« Là où vont nos pères » de Shaun Tan est une bande-dessinée « coup de poing », entièrement construite sur la suggestion. Une bande-dessinée qui remue, qui dérange, qui déroute. Du génie à l’état pur. Une œuvre muette – que l’on regarde davantage qu’on ne lit – mais hautement expressive, d’une puissance d’évocation rare. Une œuvre qui fait appel à l’imagination et à la compréhension du lecteur.

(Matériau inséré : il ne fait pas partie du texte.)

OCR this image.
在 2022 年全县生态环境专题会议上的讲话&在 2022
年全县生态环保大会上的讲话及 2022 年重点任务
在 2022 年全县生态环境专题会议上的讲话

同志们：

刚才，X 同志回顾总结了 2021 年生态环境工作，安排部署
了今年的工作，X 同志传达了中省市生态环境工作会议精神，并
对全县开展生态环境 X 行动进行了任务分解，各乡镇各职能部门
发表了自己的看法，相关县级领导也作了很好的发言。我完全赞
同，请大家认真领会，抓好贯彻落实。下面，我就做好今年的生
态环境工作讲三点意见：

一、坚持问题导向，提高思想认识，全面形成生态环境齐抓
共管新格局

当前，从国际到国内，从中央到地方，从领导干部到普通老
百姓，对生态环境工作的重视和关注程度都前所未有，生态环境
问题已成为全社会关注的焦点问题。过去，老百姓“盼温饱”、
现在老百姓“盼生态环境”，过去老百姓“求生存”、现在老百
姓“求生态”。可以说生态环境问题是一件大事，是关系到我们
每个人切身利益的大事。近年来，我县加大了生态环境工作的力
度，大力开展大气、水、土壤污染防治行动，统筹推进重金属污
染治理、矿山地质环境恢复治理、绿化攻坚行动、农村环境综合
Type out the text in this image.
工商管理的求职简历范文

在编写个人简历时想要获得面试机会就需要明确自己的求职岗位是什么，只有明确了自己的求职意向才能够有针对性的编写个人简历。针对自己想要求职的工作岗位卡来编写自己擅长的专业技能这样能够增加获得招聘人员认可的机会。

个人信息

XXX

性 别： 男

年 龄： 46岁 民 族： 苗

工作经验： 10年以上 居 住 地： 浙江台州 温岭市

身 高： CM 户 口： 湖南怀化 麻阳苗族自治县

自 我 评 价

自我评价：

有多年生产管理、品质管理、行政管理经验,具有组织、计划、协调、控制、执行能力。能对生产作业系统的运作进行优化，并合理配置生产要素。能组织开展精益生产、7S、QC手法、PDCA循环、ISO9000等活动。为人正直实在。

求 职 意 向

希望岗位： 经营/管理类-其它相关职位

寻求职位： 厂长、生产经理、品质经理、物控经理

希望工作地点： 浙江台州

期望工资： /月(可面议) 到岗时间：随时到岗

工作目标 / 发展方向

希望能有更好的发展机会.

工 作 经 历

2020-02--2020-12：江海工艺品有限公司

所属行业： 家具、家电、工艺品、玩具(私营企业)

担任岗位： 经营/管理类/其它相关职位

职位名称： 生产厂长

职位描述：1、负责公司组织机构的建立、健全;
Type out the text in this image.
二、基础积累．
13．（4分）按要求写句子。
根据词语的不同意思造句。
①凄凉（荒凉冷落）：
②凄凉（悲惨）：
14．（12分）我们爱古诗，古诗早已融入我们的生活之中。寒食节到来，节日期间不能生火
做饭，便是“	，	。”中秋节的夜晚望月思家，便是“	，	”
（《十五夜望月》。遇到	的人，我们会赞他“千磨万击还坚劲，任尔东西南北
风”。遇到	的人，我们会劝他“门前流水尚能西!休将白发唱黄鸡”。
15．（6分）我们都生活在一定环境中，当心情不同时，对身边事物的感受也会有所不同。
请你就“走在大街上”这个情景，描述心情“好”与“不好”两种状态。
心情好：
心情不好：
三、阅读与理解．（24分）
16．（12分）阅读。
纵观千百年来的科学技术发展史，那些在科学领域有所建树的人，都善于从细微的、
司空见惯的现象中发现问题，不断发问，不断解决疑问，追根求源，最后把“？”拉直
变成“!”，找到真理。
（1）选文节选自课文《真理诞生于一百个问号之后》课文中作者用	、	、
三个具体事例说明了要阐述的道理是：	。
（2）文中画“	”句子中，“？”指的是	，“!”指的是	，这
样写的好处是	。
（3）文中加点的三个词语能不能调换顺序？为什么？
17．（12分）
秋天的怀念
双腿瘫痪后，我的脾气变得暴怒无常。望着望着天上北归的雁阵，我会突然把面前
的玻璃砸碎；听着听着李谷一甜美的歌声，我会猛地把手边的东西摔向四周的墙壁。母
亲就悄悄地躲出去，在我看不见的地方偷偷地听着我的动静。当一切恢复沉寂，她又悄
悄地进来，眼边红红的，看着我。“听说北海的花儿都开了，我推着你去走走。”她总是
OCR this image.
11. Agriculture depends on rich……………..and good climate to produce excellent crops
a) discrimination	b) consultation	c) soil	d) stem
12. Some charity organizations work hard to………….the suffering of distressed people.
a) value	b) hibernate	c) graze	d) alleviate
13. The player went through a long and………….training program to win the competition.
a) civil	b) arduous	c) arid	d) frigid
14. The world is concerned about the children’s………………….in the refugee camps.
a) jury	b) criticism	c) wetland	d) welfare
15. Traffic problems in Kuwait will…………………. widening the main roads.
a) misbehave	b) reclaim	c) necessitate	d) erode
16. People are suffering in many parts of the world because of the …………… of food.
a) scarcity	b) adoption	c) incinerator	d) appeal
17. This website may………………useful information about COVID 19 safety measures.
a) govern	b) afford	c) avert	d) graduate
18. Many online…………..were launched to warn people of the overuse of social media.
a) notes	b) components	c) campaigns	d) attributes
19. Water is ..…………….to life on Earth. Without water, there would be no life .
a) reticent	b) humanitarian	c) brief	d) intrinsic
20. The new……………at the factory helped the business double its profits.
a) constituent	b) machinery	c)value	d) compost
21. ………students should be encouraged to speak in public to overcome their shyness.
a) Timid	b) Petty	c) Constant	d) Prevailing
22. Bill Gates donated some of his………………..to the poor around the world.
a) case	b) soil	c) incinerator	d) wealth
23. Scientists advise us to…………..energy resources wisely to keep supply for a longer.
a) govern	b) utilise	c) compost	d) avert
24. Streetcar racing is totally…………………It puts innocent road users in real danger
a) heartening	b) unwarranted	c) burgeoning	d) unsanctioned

Attirée par sa couverture magnifique et originale, mais intimidée par l’absence de dialogue et ce graphisme obscur – mais de toute beauté – j’ai fini par me laisser aller et découvrir ce titre exceptionnel. Dès les premières pages j’ai été subjuguée et envoûtée par chacune des cases et par les émotions poignantes qu’elles dégagent. Elles sont simples, mais intenses et terriblement efficaces. M’attardant sur chacune d’entre elles, j’ai été très rapidement prête à accomplir le voyage que je m’apprêtais à faire sans le savoir et à plonger dans l’inconnu. L’ambiance sombre, pesante et austère est à l’origine de l’impression dérangeante d’étrangeté que ressent le lecteur. Quelque chose lui échappe, quelque chose qu’il ne parvient pas à saisir ni à comprendre de prime abord. Il n’a pas d’autre alternative que celle de continuer, d’avancer pour découvrir de quoi il retourne.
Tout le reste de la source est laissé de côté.